Lesson number five: Never, ever, put Snape in a dress and try to get away with it.

“ACCIO WEASLEY TWINS!” Snape bellowed, flicking his wand at the retreating forms. Instantly, their feet left the floor and they flew backwards, landing on the ground at Snape’s feet.

“Errr, hello?” George grinned cheekily.

“We’ll just be going now…”

“I don’t think so,” Snape grinned evilly. “Time to try some of your own treats.”

Lesson number six: What goes around comes around.

Minutes later, too very embarrassed twins has been glued to the ground with one of their products and both had on beautiful dresses like Snape had been wearing, Fred in blue and George in a pastel green. Long, red beards hung from their chins all the way to their knees and a handlebar mustache hung beneath each of their noses.

The hall had now stopped panicking, as most of the tricks lost effect and everyone was snapping pictures of the twins, both of whom were curtsying and giving very feminine like waves to the crowd. Ginny had fallen off of Hermione’s shoulder (she’d hopped off Draco’s as soon as he headed for the twins) and was rolling around on the floor, now in human form.

“Nice one, Uncle Sev,” Draco complimented, snapping a picture of Fred and George.

“Thank you,” the man smirked. “I think it quite does them justice.”

As soon as the charms had worn off, Fred and George made a formal announcement. “Thank you Hogwarts,” Fred shouted to loud cheering.

“We truly appreciated your cooperation-”

“-in the testing of our new products.”

“A list of new items is posted in every-”

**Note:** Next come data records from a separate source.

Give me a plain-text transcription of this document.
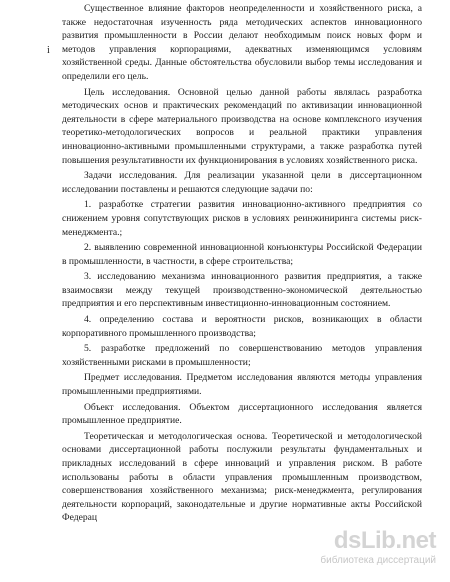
i

Существенное влияние факторов неопределенности и хозяйственного риска, а также недостаточная изученность ряда методических аспектов инновационного развития промышленности в России делают необходимым поиск новых форм и методов управления корпорациями, адекватных изменяющимся условиям хозяйственной среды. Данные обстоятельства обусловили выбор темы исследования и определили его цель.

Цель исследования. Основной целью данной работы являлась разработка методических основ и практических рекомендаций по активизации инновационной деятельности в сфере материального производства на основе комплексного изучения теоретико-методологических вопросов и реальной практики управления инновационно-активными промышленными структурами, а также разработка путей повышения результативности их функционирования в условиях хозяйственного риска.

Задачи исследования. Для реализации указанной цели в диссертационном исследовании поставлены и решаются следующие задачи по:

1. разработке стратегии развития инновационно-активного предприятия со снижением уровня сопутствующих рисков в условиях реинжиниринга системы риск-менеджмента.;

2. выявлению современной инновационной конъюнктуры Российской Федерации в промышленности, в частности, в сфере строительства;

3. исследованию механизма инновационного развития предприятия, а также взаимосвязи между текущей производственно-экономической деятельностью предприятия и его перспективным инвестиционно-инновационным состоянием.

4. определению состава и вероятности рисков, возникающих в области корпоративного промышленного производства;

5. разработке предложений по совершенствованию методов управления хозяйственными рисками в промышленности;

Предмет исследования. Предметом исследования являются методы управления промышленными предприятиями.

Объект исследования. Объектом диссертационного исследования является промышленное предприятие.

Теоретическая и методологическая основа. Теоретической и методологической основами диссертационной работы послужили результаты фундаментальных и прикладных исследований в сфере инноваций и управления риском. В работе использованы работы в области управления промышленным производством, совершенствования хозяйственного механизма; риск-менеджмента, регулирования деятельности корпораций, законодательные и другие нормативные акты Российской Федерац

dsLib.net
библиотека диссертаций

“-Common Room and we hope you’ll visit us soon.”

In puffs of smoke, both twins once more disappeared, wanting to make a quick exit and not be hoarded by their adoring fans.

Once the Hall was quiet once more, students eating and talking, Dumbledore stood up to make an announcement. “I’m sure you all quite enjoyed seeing our old students back again. But I must remind you to not attempt to use the tricks on teachers or staff. And by the order of Mr. Filch, no Mud Splats are allowed inside of Hogwarts.” A collective groan rose and Dumbledore simply smiled. “Tonight, I also advise you stay within the castle…a large storm is heading this way. Nothing as bad as the last one we had, I can assure, you, but still quite strong.”

Hermione looked over at Draco, who had suddenly gone slightly paler. “Are you ready?” she asked, reaching over Harry and giving his hand a small squeeze.

“No,” he muttered. “Do we have to?”

“Yes. We made a deal.”

“Well…who’s going to watch Harry?”

Hermione turned to Ginny. “Hey Gin? Do you think you could watch Harry tonight? Draco and I have something to do.”

“Something to do?” the girl asked raising an eyebrow. “Is this anything you don’t want Harry to see?”

“Oh no,” Hermione exclaimed, thankful Draco was talking to Terry and hadn’t heard Ginny. “We’re going outside to sit in the storm and I don’t really think Harry should be out…it’ll be way past his bedtime.”

“I’m sorry, Mione,” Ginny apologized. “I have a huge essay to do for McGonagall and I really need to concentrate on it.”

“That’s all right.” In her head, Hermione went over other possible babysitters. Blaise and Pansy? No, they had retired to their rooms already and might be asleep. Lavender and Terry? Nope, Ron was out sick and she didn’t want Harry to catch anything. So who could watch Harry?

“I have someone in mind,” smirked Draco, noticing the thoughtful look on Hermione’s face.

“Who?”

He grinned devilishly. “You’ll have to wait and see.”